2021 a marqué le début d’un nouveau cycle de travail sur le recommencement, la réitération, la même histoire déclinée en variations et variantes d’objets, de formes et de couleurs. Les Nouvelles circulaires animent et alimentent depuis lors une part grandissante de mon travail. Juste retournement des mots et foin de la nomenclature administrative, le terme de circulaire vient ici qualifier la nouvelle. Empruntant à ce qu’est la nouvelle en littérature - un court récit dont la fin est en suspens - le récit des Nouvelles circulaires se veut poétique et organisé en un circuit. Le regard s’y pose en un quelconque endroit. Se crée le début d’une histoire, sa propre histoire, suivant l’enchainement des pièces hétéroclites. Revenant à son point de départ, le regard n’est plus le même, le récit peut reprendre, partant ou pas d’un autre point, dans un sens ou dans l’autre. C’est une histoire sans fin et c’est ainsi que l’antinomie même des deux termes associés, circulaire et nouvelle, forge à mon endroit, en quelque sorte, une totalité rassurante voire un cadre idéal de création.

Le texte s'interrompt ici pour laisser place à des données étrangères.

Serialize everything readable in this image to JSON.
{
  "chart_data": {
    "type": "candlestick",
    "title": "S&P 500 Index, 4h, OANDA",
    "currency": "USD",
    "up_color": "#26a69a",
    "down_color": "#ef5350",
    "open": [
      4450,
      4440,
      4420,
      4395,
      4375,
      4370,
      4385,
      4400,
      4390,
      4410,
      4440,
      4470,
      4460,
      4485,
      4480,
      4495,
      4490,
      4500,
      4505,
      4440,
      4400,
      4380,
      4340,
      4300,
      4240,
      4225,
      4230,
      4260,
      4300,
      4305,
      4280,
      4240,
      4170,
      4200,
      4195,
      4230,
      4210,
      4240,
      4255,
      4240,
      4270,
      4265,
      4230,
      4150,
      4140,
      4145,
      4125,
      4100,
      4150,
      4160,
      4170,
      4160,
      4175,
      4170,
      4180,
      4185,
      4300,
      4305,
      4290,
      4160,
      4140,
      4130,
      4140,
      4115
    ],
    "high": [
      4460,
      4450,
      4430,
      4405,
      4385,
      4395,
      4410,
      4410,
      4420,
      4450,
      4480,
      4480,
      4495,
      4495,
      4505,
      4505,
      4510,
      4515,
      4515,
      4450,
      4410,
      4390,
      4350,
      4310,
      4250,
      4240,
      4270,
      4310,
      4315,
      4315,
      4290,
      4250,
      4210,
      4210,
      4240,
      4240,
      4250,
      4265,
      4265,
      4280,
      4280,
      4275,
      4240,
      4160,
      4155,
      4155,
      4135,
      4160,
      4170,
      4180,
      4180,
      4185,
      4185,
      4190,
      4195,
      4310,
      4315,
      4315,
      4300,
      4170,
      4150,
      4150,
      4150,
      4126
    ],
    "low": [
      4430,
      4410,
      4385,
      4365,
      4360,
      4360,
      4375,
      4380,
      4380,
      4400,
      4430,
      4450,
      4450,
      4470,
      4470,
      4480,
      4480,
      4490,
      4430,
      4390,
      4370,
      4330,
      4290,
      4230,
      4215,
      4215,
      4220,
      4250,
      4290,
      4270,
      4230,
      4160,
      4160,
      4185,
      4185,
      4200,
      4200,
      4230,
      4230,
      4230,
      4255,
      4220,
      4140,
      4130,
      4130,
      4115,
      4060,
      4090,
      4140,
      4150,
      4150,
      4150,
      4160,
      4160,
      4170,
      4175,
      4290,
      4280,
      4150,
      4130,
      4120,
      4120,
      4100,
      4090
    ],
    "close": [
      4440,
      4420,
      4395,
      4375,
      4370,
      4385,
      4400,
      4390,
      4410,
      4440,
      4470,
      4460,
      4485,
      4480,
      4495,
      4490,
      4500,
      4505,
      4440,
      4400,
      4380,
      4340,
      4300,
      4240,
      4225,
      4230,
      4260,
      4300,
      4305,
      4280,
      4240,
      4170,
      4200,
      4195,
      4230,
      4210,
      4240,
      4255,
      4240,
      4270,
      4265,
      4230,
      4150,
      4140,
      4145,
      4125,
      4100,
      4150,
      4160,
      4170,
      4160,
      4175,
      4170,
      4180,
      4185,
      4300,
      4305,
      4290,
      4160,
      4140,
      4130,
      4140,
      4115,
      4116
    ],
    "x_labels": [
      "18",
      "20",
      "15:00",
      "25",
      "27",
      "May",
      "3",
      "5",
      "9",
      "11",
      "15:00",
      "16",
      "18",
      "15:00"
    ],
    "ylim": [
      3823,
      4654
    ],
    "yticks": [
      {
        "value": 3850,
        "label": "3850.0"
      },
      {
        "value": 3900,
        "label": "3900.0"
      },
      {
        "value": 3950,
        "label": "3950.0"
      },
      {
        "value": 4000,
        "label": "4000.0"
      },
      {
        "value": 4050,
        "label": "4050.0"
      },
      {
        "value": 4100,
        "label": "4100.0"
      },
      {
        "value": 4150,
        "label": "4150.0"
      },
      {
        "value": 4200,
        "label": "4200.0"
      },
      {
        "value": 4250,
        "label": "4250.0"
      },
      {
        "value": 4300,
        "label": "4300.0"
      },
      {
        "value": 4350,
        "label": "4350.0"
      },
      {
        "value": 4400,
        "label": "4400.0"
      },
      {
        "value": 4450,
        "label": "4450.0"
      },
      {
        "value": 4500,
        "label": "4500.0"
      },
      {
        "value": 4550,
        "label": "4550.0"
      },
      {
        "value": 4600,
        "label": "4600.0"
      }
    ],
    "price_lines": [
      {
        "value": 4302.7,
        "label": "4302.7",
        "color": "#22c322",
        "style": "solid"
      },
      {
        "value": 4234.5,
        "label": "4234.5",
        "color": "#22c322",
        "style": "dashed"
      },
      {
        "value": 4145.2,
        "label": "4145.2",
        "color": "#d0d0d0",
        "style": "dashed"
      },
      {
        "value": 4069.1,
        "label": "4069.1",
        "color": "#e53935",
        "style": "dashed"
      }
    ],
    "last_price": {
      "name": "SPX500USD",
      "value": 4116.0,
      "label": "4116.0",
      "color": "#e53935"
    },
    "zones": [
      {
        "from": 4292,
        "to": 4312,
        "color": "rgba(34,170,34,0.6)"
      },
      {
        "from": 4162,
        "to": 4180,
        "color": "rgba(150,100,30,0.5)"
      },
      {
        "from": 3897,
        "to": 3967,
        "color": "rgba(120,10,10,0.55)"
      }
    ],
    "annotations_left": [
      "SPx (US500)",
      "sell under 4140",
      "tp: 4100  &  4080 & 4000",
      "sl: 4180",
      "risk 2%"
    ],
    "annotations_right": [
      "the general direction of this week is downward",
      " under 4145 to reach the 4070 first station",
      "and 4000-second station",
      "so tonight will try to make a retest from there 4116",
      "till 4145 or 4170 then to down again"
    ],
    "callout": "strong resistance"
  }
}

La Nouvelle circulaire possède cette vertu. Je suis en boucle, concentré sur mon chemin, je connais le point d’étape mais non la fin du voyage. Je suis confiant car je sais les principes qui guident les pas de ma danse : une ligne étirée, des formes courbes, du mouvement, de l’équilibre, des couleurs, de l’insolite, de l’humour… Dans le même temps je suis la boucle qui intègre les éléments matériels qui vont progressivement trouver place, issus de la mécanique, de l’outil agricole, de la plomberie, de l’industrie, du hasard ou de la déchèterie. L’atelier s’en trouve délesté et c’est tant mieux tant le poids des années pèse sur son plancher.
La Nouvelle circulaire n°1 est appelée Jouissance. Cette jouissance de pouvoir donner place à des objets et matériaux déclassés vaut pour toutes les Nouvelles circulaires. Elle est une autre façon d’exister, dès lors que l’objet qui en résulte prend corps. Et âme, quoiqu’inanimé.

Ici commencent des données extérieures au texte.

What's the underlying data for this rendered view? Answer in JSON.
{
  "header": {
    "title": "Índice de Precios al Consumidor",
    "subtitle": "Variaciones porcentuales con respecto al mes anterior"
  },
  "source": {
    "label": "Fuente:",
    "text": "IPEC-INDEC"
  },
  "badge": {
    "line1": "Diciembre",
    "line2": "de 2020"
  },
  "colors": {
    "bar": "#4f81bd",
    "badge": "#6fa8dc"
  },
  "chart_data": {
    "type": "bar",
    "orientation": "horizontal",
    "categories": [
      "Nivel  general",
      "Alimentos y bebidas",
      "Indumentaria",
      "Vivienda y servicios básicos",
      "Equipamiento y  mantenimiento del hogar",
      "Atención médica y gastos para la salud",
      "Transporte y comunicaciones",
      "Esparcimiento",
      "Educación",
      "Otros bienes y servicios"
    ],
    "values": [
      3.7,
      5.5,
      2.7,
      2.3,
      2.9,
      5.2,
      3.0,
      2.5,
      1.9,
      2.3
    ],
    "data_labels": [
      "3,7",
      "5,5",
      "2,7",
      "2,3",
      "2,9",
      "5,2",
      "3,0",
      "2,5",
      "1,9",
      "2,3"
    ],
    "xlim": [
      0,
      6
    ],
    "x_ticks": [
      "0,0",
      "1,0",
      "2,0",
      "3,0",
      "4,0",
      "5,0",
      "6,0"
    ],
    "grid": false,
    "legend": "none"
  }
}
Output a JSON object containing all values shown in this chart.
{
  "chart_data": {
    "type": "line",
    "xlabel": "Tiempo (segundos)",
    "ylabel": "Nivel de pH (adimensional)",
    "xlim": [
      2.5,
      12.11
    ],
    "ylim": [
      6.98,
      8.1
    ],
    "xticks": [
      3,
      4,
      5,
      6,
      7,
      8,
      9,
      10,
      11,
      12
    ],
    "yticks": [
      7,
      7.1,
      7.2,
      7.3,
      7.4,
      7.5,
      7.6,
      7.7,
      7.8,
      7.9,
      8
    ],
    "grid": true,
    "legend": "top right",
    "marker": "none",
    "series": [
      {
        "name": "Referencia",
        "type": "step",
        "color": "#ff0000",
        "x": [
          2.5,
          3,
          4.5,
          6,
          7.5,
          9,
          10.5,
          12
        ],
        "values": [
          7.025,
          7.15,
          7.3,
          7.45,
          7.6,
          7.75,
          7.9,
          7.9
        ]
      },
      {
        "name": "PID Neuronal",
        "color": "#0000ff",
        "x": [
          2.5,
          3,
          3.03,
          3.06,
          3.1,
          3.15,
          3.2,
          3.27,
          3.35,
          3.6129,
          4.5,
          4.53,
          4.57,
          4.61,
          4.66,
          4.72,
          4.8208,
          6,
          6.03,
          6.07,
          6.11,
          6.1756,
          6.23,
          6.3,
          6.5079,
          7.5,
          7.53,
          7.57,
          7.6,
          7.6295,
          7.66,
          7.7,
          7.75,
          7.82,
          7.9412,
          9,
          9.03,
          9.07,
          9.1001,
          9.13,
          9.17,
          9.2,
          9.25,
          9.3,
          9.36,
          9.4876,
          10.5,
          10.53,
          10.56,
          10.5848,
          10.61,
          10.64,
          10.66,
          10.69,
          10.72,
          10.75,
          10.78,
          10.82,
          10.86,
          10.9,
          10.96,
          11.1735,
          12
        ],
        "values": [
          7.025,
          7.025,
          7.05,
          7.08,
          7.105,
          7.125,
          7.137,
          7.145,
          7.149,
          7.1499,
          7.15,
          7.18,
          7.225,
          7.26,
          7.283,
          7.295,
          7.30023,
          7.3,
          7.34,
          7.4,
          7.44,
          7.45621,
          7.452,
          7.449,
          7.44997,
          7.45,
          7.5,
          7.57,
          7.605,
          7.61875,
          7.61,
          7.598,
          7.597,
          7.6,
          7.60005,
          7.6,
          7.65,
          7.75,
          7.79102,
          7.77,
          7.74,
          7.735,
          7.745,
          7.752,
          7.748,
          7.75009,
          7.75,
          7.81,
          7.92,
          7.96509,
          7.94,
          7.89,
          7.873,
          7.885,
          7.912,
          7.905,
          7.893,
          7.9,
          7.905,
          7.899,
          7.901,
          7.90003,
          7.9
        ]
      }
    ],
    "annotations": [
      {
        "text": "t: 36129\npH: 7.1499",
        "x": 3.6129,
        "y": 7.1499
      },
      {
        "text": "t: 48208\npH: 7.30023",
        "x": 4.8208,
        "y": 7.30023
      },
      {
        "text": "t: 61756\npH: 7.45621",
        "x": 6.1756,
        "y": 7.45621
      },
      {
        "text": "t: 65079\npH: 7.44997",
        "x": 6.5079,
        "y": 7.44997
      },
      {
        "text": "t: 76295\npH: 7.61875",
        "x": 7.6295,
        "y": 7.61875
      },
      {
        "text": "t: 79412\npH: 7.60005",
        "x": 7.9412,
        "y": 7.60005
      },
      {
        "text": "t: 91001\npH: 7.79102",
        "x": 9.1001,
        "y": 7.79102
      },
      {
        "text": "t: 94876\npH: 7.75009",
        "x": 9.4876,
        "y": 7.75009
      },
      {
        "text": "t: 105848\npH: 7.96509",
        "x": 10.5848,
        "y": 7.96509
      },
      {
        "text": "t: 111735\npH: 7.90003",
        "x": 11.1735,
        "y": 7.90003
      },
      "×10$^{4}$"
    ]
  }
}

Dans mon rôle de sculpteur-assembleur, le soudage est mon territoire et les mots pour le dire ne sont jamais loin. Mais pourquoi écrire à propos d’une sculpture ? L’œuvre ne suffit-elle pas ? Jusqu’ici j’ai donné un titre à mes sculptures, petit supplément comme un dernier habillage, une coquetterie, une piste, une note poétique, un message décalé. Nulle autre indication cependant, bien inutile au regard des œuvres exposées.
Pour les Nouvelles circulaires, un simple numérotage des œuvres devait suffire. Il n’était pas dans mon intention d’écrire le récit de chacune des Nouvelles circulaires, laissant chacun à l’épreuve de son émotion et de la signification. J’invitais alors à imaginer ce que pouvait être une histoire en mode circulaire, toujours recommencée, et libre à celui qui le souhaite d’en explorer les voies. C’est au cours des échanges avec les visiteurs que le dessein ou le défi d’écrire s’est imposé… N’y aurait-il pas quelque paresse, voire égoïsme, à toujours affirmer que dans la construction du sens d’une œuvre, la première partie appartient à l’auteur, la seconde à l’observateur qui s’approprie l’œuvre ? Très bien très bien me rétorquait-on, mais, sauf à considérer que l’emploi de matériaux-couleurs-formes-mouvement-espaces dispense de faire usage de mots, quel sens donnez-vous alors à votre première pierre ?
Aussi me suis-je pris au jeu de mon propre jeu discursif. Certes, dans le premier temps de la création comme en phase opérationnelle artistique (OPART), les matériaux-couleurs-formes-mouvement-espaces, sans oublier les outils, prennent le dessus. C’est l’en-deçà, le temps des ions, impressions, sensations, émotions. Imagination. Agitation. D’une effervescence sans mot bien reposante, encore qu’il faille toujours compter sur la jactance de la voix intérieure. Emulsion. Les images occupent le territoire, puis les mots surgissent, et d’autres images naissent. Quelques conflits d’intérêt, quelques chamailleries mais tout, progressivement, s’ordonne et concorde.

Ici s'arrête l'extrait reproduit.